Celebrity plastic surgeon on “Goldilocks phenomenon”
By Marilyn Beck and Stacy Jenel Smith
HollywoodNews.com: Playboy centerfold cum “Dancing With the Stars” contestant Kendra Wilkinson has been quite open about her breast implants, having famously had them installed when she was 18, but finding them too big after giving birth to her and husband Hank Baskett’s baby. Reality star Heidi Montag has blabbed about her G-cup implant choice and subsequent desire to downsize. Sharon Osbourne was quoted saying that after she had her implants removed, she’d give them to husband Ozzy to use as a paperweight, or two. Victoria Beckham, Janice Dickenson and Jenna Jameson have all been up and down the breast implant scale, and Pamela Anderson has switched implants, and switched again.

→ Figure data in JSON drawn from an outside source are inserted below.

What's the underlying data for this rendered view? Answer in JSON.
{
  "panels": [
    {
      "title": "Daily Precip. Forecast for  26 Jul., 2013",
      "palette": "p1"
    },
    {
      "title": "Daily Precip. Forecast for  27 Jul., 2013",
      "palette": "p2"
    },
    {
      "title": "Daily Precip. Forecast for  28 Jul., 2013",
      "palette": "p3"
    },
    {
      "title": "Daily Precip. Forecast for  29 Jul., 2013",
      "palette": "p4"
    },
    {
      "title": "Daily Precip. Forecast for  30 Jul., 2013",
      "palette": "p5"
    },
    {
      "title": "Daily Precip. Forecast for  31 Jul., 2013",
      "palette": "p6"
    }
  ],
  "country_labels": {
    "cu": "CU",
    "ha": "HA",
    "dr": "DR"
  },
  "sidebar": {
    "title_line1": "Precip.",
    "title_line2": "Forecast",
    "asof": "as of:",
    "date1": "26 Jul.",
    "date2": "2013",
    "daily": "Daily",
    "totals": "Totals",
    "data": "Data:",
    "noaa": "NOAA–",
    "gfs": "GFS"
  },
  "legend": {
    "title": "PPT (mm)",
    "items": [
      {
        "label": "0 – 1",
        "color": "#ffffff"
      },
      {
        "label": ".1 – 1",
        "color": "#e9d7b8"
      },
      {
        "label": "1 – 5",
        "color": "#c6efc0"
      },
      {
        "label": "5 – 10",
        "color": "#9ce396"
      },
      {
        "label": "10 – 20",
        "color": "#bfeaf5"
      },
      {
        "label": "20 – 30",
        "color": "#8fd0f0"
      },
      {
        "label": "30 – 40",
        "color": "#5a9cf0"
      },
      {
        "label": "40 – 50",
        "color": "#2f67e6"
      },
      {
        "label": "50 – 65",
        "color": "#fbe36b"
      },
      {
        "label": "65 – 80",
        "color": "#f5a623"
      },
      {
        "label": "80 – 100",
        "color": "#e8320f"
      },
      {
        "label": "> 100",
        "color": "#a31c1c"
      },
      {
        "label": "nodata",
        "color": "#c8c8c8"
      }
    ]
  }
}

It’s what New York plastic surgeon Dr. Robert Grant, a favorite of celebrity women, terms the “Goldilocks phenomenon” — as in too big, too small, just right. With all the chatter about implants among the famed in recent years, one could get the idea that breast augmentation surgery is just another major purchase — and that would be just plain wrong.
“First of all, celebrities are not normal people, which sounds so redundant, but it’s worth remembering,” points out Dr. Grant. “There’s always a trap about comparing a non-celebrity to someone in the public eye, who makes choices based on their career and how they want to look on stage or screen.”
He also points out that most often, changes in implants by the well-known Goldilocks gals aren’t because they can’t make up their minds. “Most often it’s simply a matter of their bodies changing as they get older or have kids. Sometimes it’s because they’ve lost weight, and the implants they had five or ten years earlier no longer look the way they did. They get implants put in, and over time, gravity works on them as it does on our bodies. With changes in the structure of the skin, the loss of elasticity, the implants droop. Then they can get into a cycle of getting implants, then getting new ones until they can start to look ridiculous. Eventually, you can have a reconstructive challenge.”
Dr. Grant says he’s turned down patients’ requests for plastic surgery he believed would not be in their best interests. He’s also “had patients come in who are 30 pounds overweight and want liposuction to get rid of it. I tell them they’re better off working with a physical trainer.”
So, that odd lumpiness we’ve seen in a few celebrity bodies is due to lipo as we suspected? “You’re probably right,” he says. “These kinds of things are well documented in Hollywood. But they’re not typical.”